A huge collision in the asteroid belt 160 million years ago sent fragments bagatelling around the inner Solar System. One piece might have caused the mass extinction that wiped out the dinosaurs 65 million years ago.

The only use I ever see for bagatelle is "a mere bagatelle", with the occasional reference to Beethoven's bagatelles. But the fragments of this cosmic collision seem to have been anything but trifles or fun bits of light music. No self-respected copy editor would pass "sent fragments baubling around the inner Solar System", full as this may be of poetic possibilities. I suppose that "fragments gavotting around" might make it, but a musical bagatelle is not really a dance, as far as I know. Was an editor at Nature asleep at the switch? Unlikely. So I looked it up.

The OED gives the first sense of bagatelle as "A trifle, a thing of no value or importance", and sense 1.b. as "A piece of verse or music in a light style". But then comes

2. A game played on a table having a semi-circular end at which are nine holes. The balls used are struck from the opposite end of the board with a cue. The name is sometimes applied to a modified form of billiards known also as semi-billiards.

So apparently for some people, bagatelling is roughly the same as caroming.

By the way, it looks like the game derived from the trifle rather than the other way around -- the earliest citation for bagatelle-the-game is 1819, while bagatelle-the-trifle goes back to 1645. The OED gives the etymology as

[a. F. bagatelle, ad. It. bagatella, a dim. form which Diez attaches to Parmesan bagata a little property, prob. from baga: see BAGGAGE. With bagatello, cf. -ADO suffix 2. Formerly quite naturalized in sense 1, now scarcely so; sense 2 is purely Eng. in origin and use.]

This would help explain why, as an American, I couldn't make any sense of asteroid fragments bagatelling around the solar system.

In looking at patterns of usage in news writing, I didn't find any other examples of things (great or small) bagatelling around. However, I did come across another unexpected development. Some writers -- apparently mostly British Commonwealth, though the sample is small -- use the collocation "mere bagatelle" as if it were a mass noun, with no article:

Australia: At the same time, another was hanging on as if life itself depended on it, saying four election victories and 11 years in office was mere bagatelle.
U.K.: On an executive car, this premium would be mere bagatelle.
U.K.: Ken Bates was looking towards a person for whom a couple of hundred million is mere bagatelle and in Mr Abramovich he appears to have found such a guy.
U.K. However, this is mere bagatelle compared with what the pension funds hold in equities.

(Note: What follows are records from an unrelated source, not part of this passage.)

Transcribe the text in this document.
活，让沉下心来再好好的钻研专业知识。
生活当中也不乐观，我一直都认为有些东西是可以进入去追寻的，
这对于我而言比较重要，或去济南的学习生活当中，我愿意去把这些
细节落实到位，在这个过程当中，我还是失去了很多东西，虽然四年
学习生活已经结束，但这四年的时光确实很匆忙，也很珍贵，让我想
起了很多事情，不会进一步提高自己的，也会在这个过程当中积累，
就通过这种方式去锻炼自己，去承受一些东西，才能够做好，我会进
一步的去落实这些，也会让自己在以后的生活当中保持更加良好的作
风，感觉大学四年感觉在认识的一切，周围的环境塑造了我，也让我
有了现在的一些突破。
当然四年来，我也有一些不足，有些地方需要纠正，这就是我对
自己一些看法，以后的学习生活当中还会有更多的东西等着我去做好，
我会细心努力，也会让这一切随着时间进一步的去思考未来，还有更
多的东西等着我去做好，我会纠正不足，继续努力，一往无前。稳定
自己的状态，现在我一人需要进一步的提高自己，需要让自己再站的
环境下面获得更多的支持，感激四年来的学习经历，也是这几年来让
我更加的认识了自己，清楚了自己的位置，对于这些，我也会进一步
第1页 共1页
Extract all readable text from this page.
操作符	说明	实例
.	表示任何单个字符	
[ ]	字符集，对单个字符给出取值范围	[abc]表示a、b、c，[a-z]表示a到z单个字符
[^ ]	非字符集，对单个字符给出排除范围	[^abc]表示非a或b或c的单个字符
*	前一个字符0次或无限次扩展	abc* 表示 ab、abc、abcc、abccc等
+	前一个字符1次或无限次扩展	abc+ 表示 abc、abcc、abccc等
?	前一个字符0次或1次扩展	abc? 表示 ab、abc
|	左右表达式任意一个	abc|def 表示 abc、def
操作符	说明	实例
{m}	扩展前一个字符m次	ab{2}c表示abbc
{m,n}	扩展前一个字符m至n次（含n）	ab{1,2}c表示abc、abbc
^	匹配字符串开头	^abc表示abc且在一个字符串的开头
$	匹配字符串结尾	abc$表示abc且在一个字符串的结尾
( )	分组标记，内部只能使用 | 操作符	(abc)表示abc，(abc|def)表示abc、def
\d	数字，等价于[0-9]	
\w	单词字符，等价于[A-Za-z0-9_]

Perhaps this is due to thinking of the billiards-game ("this is child's play") rather than the bauble ("this is only a trifle") ? Or maybe it's a generalization from the commonly-anarthrous use in headlines? Anyhow, I'm used to seeing this cliché with "a" in front of it, like this:

U.S. If you think there is a gas crunch now, marked by the largest oil price spike in a generation, it will be a bagatelle when China and India bring a couple of billion more people on to their highways...
U.K. As we report today, this is likely to make his current £400,000 a year stipend - enough in itself to buy 134,000 Wetherspoon breakfasts - seem a mere bagatelle.
N.Z. We are not going to let a mere bagatelle like that sour our relationship going into the future.

Wow, two "new" uses of the same word in one day.

[Update -- Rick Sprague writes to report another (though) related sense:

Growing up in central New York in the 1950s, I remember having one of those little novelties you use to keep kids busy on car trips. It was named "Bagatelle" and consisted of a cardboard disc with eight or so dimples in it, and an equal number of tiny metal balls, with a clear plastic cover sealing them in. The goal, of course, was to coax one ball into each dimple without dislodging the others.

I don't think I ever encountered the word bagatelle anywhere else, and until your LL post didn't realize it had a meaning at all, but now it's obvious that the name came from the "trifle" meaning. And yet, if you've ever tried to work such a puzzle while bouncing down country roads, the "carom" meaning is also very relevant. So to me, the two meanings just naturally blend, and "fragments bagatelling around the inner Solar System" evokes a nice space-themed pinball machine image in my mind.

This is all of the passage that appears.